Le Bitcoin a progressé d’environ 2 % en mars, mettant fin à une série de cinq mois de baisse, et a surperformé l’or, qui a reculé de plus de 11 % sur la même période. Plusieurs facteurs expliquent cette résilience : l’offre fixe du Bitcoin soutient sa narration dans un contexte d’anticipations d’inflation ; sa sensibilité aux nouvelles positives comme négatives a diminué ces dernières semaines, dessinant une zone de fluctuation relativement indépendante ; et certains acteurs considèrent le Bitcoin comme une couverture contre la confiance dans les monnaies fiduciaires. Toutefois, le Bitcoin reste exposé aux pressions macroéconomiques — les ETF Bitcoin au comptant américains ont enregistré des sorties de fonds d’environ 110 millions de dollars en mars, signe que l’allocation institutionnelle demeure sensible à l’environnement macro.

Q : Pourquoi le prochain rapport sur l’emploi non agricole est-il si crucial ?

Le rapport sur l’emploi de mars (attendu le 4 avril) sera un indicateur clé pour savoir si l’économie américaine entre dans un régime de "stagflation". Les attentes de marché tablent sur 50 000 à 65 000 créations d’emplois, bien en deçà du rythme d’une expansion normale. Si la croissance de l’emploi tombe sous les 50 000 et que les salaires progressent de plus de 0,5 %, le scénario de stagflation sera renforcé, compliquant la tâche de la Fed qui ne pourra pas baisser les taux pour soutenir l’économie. À l’inverse, des données témoignant d’un ralentissement modéré pourraient laisser la porte ouverte à un assouplissement ultérieur.

Q : Quelle décision le FOMC pourrait-il prendre fin avril ?

Le consensus prévoit que la Fed maintiendra ses taux inchangés lors de la réunion du FOMC de fin avril.
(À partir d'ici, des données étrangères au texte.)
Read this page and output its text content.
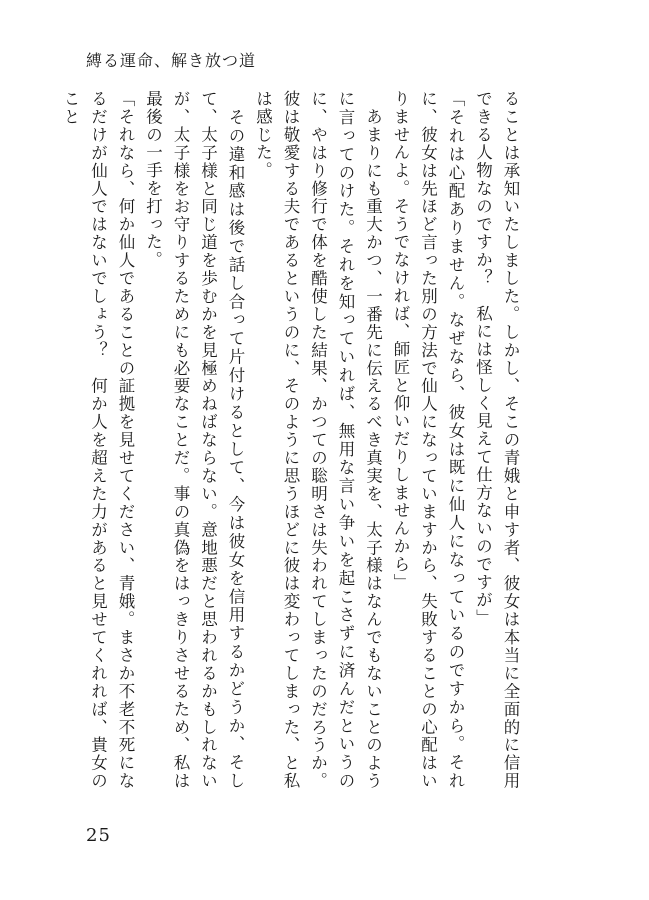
縛る運命、解き放つ道

ることは承知いたしました。しかし、そこの青娥と申す者、彼女は本当に全面的に信用できる人物なのですか？　私には怪しく見えて仕方ないのですが」

「それは心配ありません。なぜなら、彼女は既に仙人になっているのですから。それに、彼女は先ほど言った別の方法で仙人になっていますから、失敗することの心配はいりませんよ。そうでなければ、師匠と仰いだりしませんから」

　あまりにも重大かつ、一番先に伝えるべき真実を、太子様はなんでもないことのように言ってのけた。それを知っていれば、無用な言い争いを起こさずに済んだというのに、やはり修行で体を酷使した結果、かつての聡明さは失われてしまったのだろうか。彼は敬愛する夫であるというのに、そのように思うほどに彼は変わってしまった、と私は感じた。

　その違和感は後で話し合って片付けるとして、今は彼女を信用するかどうか、そして、太子様と同じ道を歩むかを見極めねばならない。意地悪だと思われるかもしれないが、太子様をお守りするためにも必要なことだ。事の真偽をはっきりさせるため、私は最後の一手を打った。

「それなら、何か仙人であることの証拠を見せてください、青娥。まさか不老不死になるだけが仙人ではないでしょう？　何か人を超えた力があると見せてくれれば、貴女のこと

25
Le président de la Fed a déclaré que la politique monétaire est "appropriée" pour évaluer l’impact économique du conflit iranien. L’enjeu sera la manière dont la Fed présentera ses perspectives sur l’inflation et la croissance — reconnaîtra-t-elle que le choc pétrolier pourrait entraîner une inflation plus persistante, ou considérera-t-elle le choc actuel comme temporaire ? Cette communication influencera directement les anticipations de marché concernant la trajectoire future des taux d’intérêt.